Following Jamal ad-Din's numerous victories, the Ethiopian Empire was left reeling from the successive defeats. The Ethiopian forces, although defeated, would not remain subdued for long. Emperor Yeshaq's death marked a significant shift in the power dynamics of the region. Jamal ad-Din's successful campaigns established his rule over a vast area, forcing many regions to submit to his authority and pay tribute. His military prowess and diplomatic strategies ensured that the territories under Adal's control were fortified, and the Adal kingdom enjoyed a period of relative peace and prosperity. However, these victories also sowed the seeds for internal conflict within the Adal Empire.

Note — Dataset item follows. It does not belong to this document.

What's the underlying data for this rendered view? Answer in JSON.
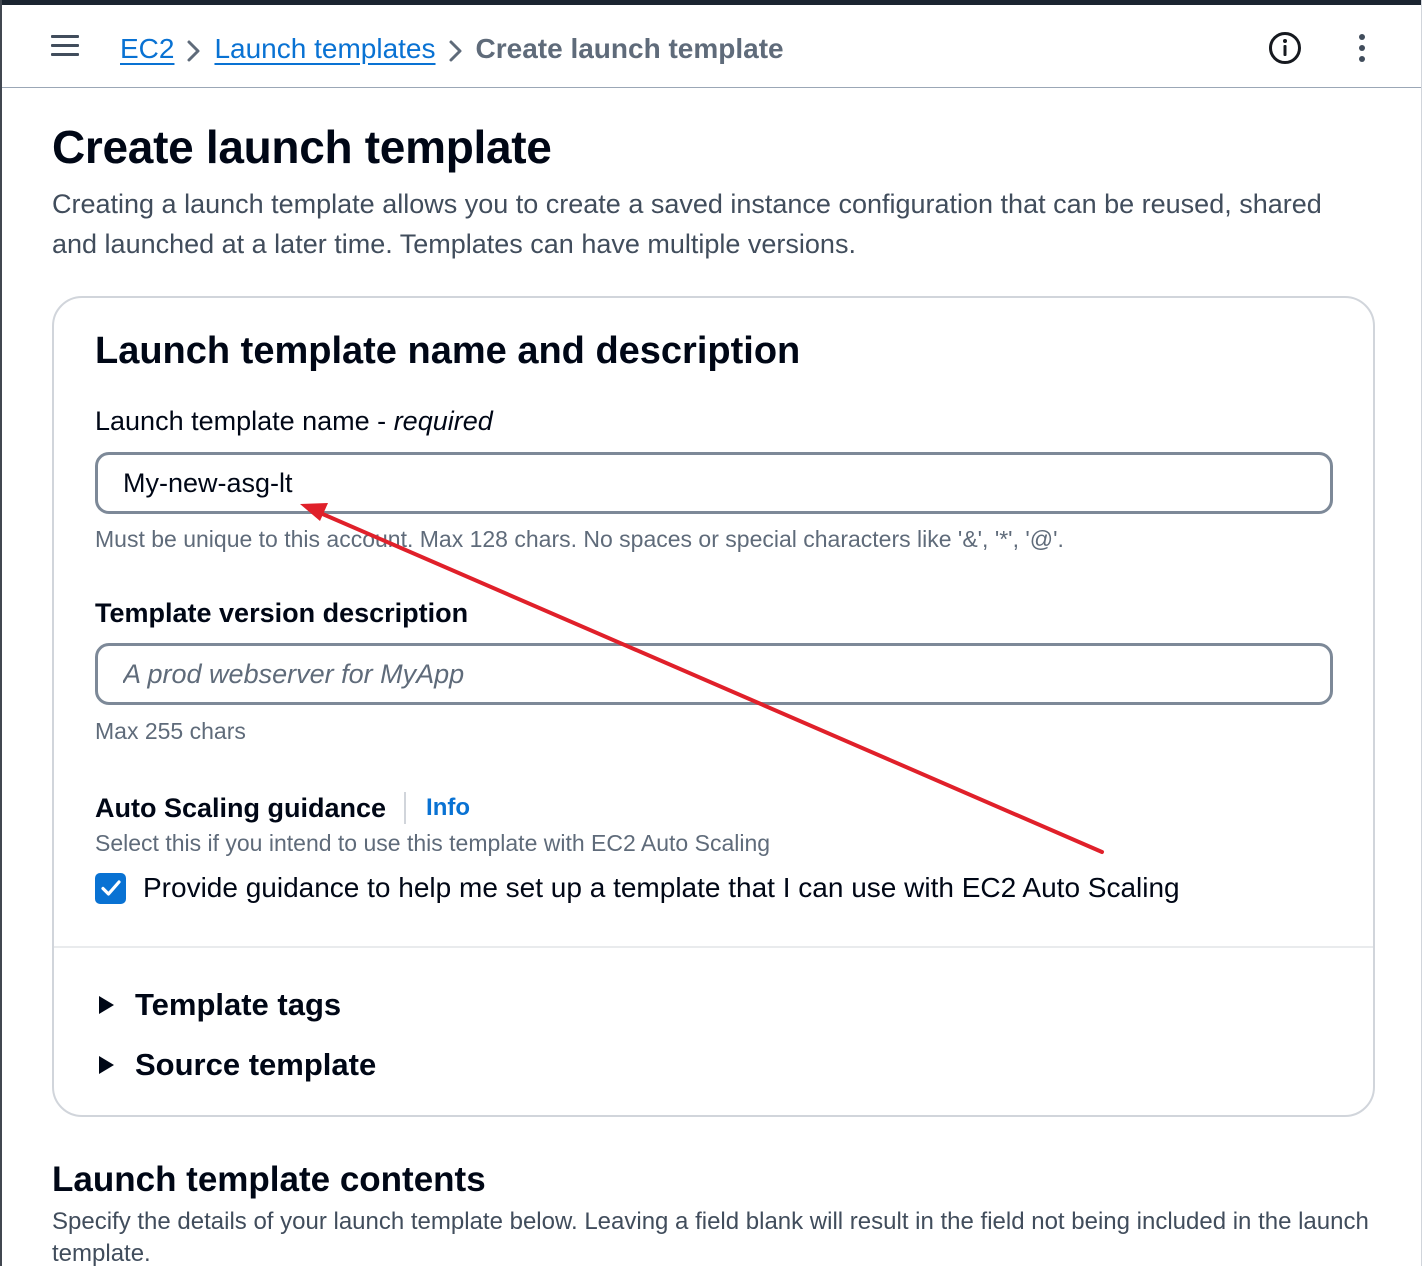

Despite his triumphs, Jamal ad-Din’s rule was not without its challenges. His continuous military engagements left him vulnerable to internal dissent. Over time, his position weakened, and his once-loyal supporters began to question his leadership. Tensions among the ruling elite grew, and his cousins, became envious of his power. In the year 1432, Jamal ad-Din was assassinated, an event that marked a tumultuous period for the Adal kingdom. His death led to a brief period of instability, as rival factions vied for control of the throne. Jamal ad-Din was succeeded by his brother, Badlay ibn Sa'ad ad-Din, who assumed leadership during this critical juncture.

== Death of Jamal ad Din ==
The Adal ruler, weakened by the constant fighting, was eventually challenged by his envious cousins, who attacked and killed him around the year 1432. He was succeeded by his brother Badlay ibn Sa'ad ad-Din.